Der Allgemeine Teil liefert diejenigen Vorschriften, die für alle übrigen Bücher gelten sollen, soweit dort nichts anderes bestimmt ist. Im Mittelpunkt steht das Rechtsgeschäft.
Das Schuldrecht regelt den vertraglichen Leistungsaustausch, den Bereicherungs- und den Schadensausgleich. Sein Thema ist das Schuldverhältnis, das den Schuldner zur Leistung verpflichtet und den Gläubiger berechtigt, diese Leistung zu fordern. Im Schuldrecht geht es darum, wer von wem was verlangen darf.
Das Sachenrecht hingegen weist die beweglichen und unbeweglichen Sachen bestimmten Personen zu und beantwortet die Frage, wem was gehört. Es handelt von Besitz und Eigentum, von Nießbrauch, Grundschuld und anderen beschränkten dinglichen Rechten.
Familien- und Erbrecht regeln fest umrissene Lebensbereiche, das Familienrecht Ehe, Kindschaft und rechtliche Betreuung, das Erbrecht die Rechtsnachfolge nach dem Tode.
Bild 4: Das System des BGB
Das System des BGB ist die reife Frucht der Pandektenwissenschaft des 19. Jahrhunderts (Savigny, Windscheid), sein Fundament das römische Recht des corpus iuris civilis aus dem 6. Jahrhundert, freilich nicht in seiner ursprünglichen klassischen, sondern in seiner modernen Form, die ihm die Pandektenwissenschaft verpasst hat. Sie hat das römische Recht begrifflich durchgebildet und dem modernen Leben angepasst. Daraus ist der usus modernus pandectarum entstanden, der als gemeines Recht bis 1900 in weiten Teilen Deutschlands gegolten hat.
2.2 Vom Allgemeinen zum Besonderen
Das BGB regelt, vom Familien- und Erbrecht abgesehen, nicht einen Lebensbereich nach dem anderen, sondern das Allgemeine vor dem Besonderen. Am Anfang steht weder das Kaufrecht noch das Eigentumsrecht, sondern Buch 1 „Allgemeiner Teil“ mit allgemeinen Regeln für die folgenden 4 Bücher. Damit nicht genug, hat auch das 2. Buch „Recht der Schuldverhältnisse“ seinen allgemeinen Teil. Auch das Schuldrecht beginnt nicht mit dem Kauf oder der unerlaubten Handlung, sondern mit allgemeinen Regeln für das Schuldverhältnis. Im Sachenrecht ist es ähnlich.

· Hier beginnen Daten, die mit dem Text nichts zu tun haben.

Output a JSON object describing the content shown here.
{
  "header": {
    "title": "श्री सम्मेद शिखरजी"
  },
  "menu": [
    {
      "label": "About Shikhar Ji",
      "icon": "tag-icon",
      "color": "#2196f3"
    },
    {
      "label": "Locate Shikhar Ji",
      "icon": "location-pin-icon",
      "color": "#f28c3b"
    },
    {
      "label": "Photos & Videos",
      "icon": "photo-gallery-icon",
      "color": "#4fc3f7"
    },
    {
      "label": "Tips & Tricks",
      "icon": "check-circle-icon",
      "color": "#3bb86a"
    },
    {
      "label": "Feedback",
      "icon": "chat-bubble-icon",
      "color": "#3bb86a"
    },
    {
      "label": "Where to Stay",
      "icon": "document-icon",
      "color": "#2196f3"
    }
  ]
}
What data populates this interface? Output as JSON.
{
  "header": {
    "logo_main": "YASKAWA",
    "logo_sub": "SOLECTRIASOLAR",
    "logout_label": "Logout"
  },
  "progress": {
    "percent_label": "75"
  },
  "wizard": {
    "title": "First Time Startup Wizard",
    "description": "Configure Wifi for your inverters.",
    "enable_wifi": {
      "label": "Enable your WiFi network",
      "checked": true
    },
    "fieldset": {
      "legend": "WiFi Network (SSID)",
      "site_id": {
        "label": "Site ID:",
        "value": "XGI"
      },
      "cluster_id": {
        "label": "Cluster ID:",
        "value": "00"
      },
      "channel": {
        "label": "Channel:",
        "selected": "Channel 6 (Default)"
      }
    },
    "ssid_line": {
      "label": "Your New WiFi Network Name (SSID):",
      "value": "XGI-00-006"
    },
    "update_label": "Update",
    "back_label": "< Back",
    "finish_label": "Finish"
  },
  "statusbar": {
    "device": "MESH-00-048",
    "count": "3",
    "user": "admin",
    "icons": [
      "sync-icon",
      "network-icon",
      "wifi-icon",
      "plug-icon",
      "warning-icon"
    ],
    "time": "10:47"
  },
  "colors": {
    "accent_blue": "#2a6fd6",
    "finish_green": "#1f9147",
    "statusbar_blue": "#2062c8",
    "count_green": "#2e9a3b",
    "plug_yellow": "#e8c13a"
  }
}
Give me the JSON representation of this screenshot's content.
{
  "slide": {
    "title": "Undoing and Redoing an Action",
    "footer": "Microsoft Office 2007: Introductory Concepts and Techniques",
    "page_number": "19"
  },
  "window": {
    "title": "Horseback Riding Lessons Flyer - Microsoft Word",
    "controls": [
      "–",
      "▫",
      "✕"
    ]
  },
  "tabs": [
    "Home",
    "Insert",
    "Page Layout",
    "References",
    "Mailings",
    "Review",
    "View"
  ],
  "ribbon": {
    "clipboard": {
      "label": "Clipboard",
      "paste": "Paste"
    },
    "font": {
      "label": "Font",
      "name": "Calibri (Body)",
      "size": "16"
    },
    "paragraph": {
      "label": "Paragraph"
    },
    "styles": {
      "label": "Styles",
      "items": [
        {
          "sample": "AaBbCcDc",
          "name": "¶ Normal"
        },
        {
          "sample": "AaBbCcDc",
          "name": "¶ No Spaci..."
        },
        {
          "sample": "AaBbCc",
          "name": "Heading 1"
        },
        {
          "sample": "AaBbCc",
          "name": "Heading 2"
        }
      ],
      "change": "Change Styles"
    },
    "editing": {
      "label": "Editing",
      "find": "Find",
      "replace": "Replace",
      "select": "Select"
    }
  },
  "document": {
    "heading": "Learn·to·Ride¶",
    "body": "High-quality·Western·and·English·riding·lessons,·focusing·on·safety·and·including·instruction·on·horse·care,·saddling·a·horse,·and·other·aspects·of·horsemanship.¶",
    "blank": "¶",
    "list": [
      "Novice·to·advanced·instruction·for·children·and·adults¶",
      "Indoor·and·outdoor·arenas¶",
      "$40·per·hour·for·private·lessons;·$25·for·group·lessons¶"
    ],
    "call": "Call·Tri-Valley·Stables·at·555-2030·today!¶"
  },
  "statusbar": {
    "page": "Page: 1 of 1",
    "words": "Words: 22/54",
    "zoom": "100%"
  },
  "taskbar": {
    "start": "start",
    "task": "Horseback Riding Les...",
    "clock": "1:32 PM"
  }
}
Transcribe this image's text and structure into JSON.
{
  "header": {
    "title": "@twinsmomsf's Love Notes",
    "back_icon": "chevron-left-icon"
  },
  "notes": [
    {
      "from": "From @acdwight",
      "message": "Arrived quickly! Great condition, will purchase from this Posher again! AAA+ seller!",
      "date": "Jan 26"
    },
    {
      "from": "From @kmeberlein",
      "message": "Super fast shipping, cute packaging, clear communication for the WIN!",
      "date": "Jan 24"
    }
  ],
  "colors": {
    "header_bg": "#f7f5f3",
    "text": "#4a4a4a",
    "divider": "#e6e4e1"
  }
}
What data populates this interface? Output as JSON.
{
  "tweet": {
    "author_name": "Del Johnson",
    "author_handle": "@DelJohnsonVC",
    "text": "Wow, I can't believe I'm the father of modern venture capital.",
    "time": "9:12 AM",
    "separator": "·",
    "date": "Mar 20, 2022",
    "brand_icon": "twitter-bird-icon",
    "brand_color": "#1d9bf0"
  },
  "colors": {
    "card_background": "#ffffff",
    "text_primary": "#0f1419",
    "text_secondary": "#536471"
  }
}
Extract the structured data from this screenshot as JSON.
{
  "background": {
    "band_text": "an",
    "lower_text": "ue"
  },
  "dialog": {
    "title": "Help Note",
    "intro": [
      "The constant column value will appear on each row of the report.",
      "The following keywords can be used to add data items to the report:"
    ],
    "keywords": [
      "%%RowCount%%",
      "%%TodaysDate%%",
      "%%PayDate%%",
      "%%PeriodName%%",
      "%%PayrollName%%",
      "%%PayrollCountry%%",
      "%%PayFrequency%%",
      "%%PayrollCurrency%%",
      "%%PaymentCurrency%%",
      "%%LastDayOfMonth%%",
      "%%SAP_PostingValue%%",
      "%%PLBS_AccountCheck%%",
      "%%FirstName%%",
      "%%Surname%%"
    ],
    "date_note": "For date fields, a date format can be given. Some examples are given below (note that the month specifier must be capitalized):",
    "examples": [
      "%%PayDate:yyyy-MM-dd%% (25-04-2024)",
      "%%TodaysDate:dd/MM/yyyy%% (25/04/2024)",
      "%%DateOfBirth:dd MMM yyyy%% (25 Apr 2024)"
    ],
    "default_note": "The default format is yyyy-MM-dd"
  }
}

Dieser Gesetzesaufbau ist überaus verschachtelt, das BGB ein gefährliches Labyrinth. Man findet zwar hinein, aber nur schwer wieder hinaus. Wer mit ihm arbeiten will, muss seinen Bauplan kennen, muss wissen, wie die ersten drei Bücher ineinander greifen. Systematisches Verständnis ist hier wichtiger als Detailwissen. Die Ursache der Verständigungsschwierigkeiten ist der Allgemeine Teil. Wenn man heute noch sagt, der Allgemeine Teil ziehe die allgemeinen Regeln vor die Klammer, ist dies wortwörtlich zu verstehen, mathematisch nämlich, wie es dem Denken der Aufklärung entsprach, die sich zutraute, alles in Begriffe fassen und logisch erklären zu können.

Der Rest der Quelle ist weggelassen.